Sekitar pukul 15.30 WIB atau sepuluh menit setelah para wanita bercadar itu pergi, Lian pun tiba di masjid. Ibu dari satu anak itu turun dari angkutan umum L300 dari arah Bogor dan sudah mengenakan cadar dengan baju gamis warna gelap.
Bagaimana Lian bisa sampai berada di Masjid Atta’awun? “Katanya dia titipkan Ummi Aisyah ke sopir angkot, katanya mau dijemput di sini tapi sampai lama kok nggak dijemput. Dia lalu minta diantar ke tempat banyak orang pakai cadar, tapi tidak tahu di mana,” jawab Edi mengutip jawaban Lian.
Lian yang dicuci otaknya telah dibawa oleh keluarga untuk menjalani ruqyah. Pegawai Kemenhub ini sudah bisa bermain dengan putrinya dan berbincang-bincang bersama keluarga.
Penuh Kejanggalan
Ada yang janggal dengan misteri hilangnya Lian Febriani. Pihak keluarga Lian heran karena password facebook Lian berubah. “Tadi pagi sempet buka Facebook-nya. Tapi sekitar pukul 14.30 WIB lalu, saya buka lagi tiba-tiba passwordnya telah berubah,” ujar Novita, saudara kandung Lian di kediamannya Jl Kran Lima No 27 Gunung Sahari, Kemayoran, Jakarta Pusat Sabtu (9/4/2011).
Novi sendiri tak tahu siapa yang mengubah password tersebut. Tak ada status baru yang tertulis di dinding Facebook Lian usai password tersebut berubah. Dalam akun tersebut, status terakhir yang tertulis adalah pada tanggal 14 Maret 2011 dengan bunyi ‘kantor masih sepi nih’.
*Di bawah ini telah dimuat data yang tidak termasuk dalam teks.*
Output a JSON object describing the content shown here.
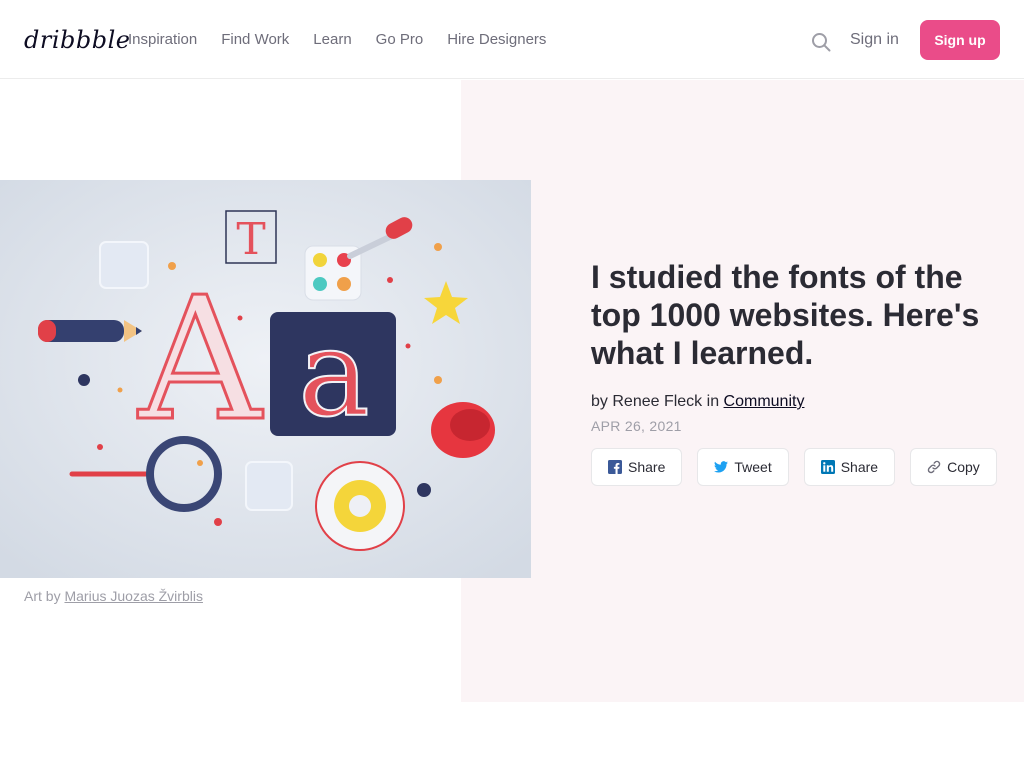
{
  "header": {
    "logo": "dribbble",
    "nav": [
      "Inspiration",
      "Find Work",
      "Learn",
      "Go Pro",
      "Hire Designers"
    ],
    "sign_in": "Sign in",
    "sign_up": "Sign up"
  },
  "hero": {
    "image_alt": "3D typography illustration",
    "art_credit_prefix": "Art by",
    "art_credit_name": "Marius Juozas Žvirblis",
    "title": "I studied the fonts of the top 1000 websites. Here's what I learned.",
    "by": "by",
    "author": "Renee Fleck",
    "in": "in",
    "category": "Community",
    "date": "APR 26, 2021"
  },
  "share": [
    {
      "label": "Share",
      "icon": "facebook-icon"
    },
    {
      "label": "Tweet",
      "icon": "twitter-icon"
    },
    {
      "label": "Share",
      "icon": "linkedin-icon"
    },
    {
      "label": "Copy",
      "icon": "link-icon"
    }
  ],
  "colors": {
    "brand": "#ea4c89",
    "panel": "#fbf4f6",
    "text": "#2b2b34",
    "muted": "#9e9ea7"
  }
}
Hingga saat ini, polisi masih menyelidiki kasus penculikan yang dialami Lian Febriani (26). Penyidik Polda Metro Jaya telah mengambil dua buku agama yang dibawa Lian saat ditemukan di Masjid Atta’awun, Puncak, Bogor. “Saat ini bukunya sudah diambil Polda,” kata Kanit Reskrim Polsek Cisarua AKP Iwan Wahyudi di Mapolsek Cisarua, Jalan Raya Cisarua, Bogor, Jawa Barat, Senin (11/4/20110). Polisi pun masih menelusuri siapa sebenarnya yang ditemui Lian saat dia menghilang. Tiga saksi pun diperiksa.
Tiga saksi yang diperiksa yaitu dua orang berinisial F dan satu orang berinisial B. Karena Lian ditemukan di Cisarua, Bogor, Jawa Barat, Polda Metro pun tengah berkoordinasi dengan Polda Jawa Barat untuk menelusuri kasus ini. Polisi belum menengarai kasus Lian ini terkait dengan perekrutan jaringan teroris. “Belum,” jawab Baharudin singkat. (Ahmad Zidan/arrahmah.com)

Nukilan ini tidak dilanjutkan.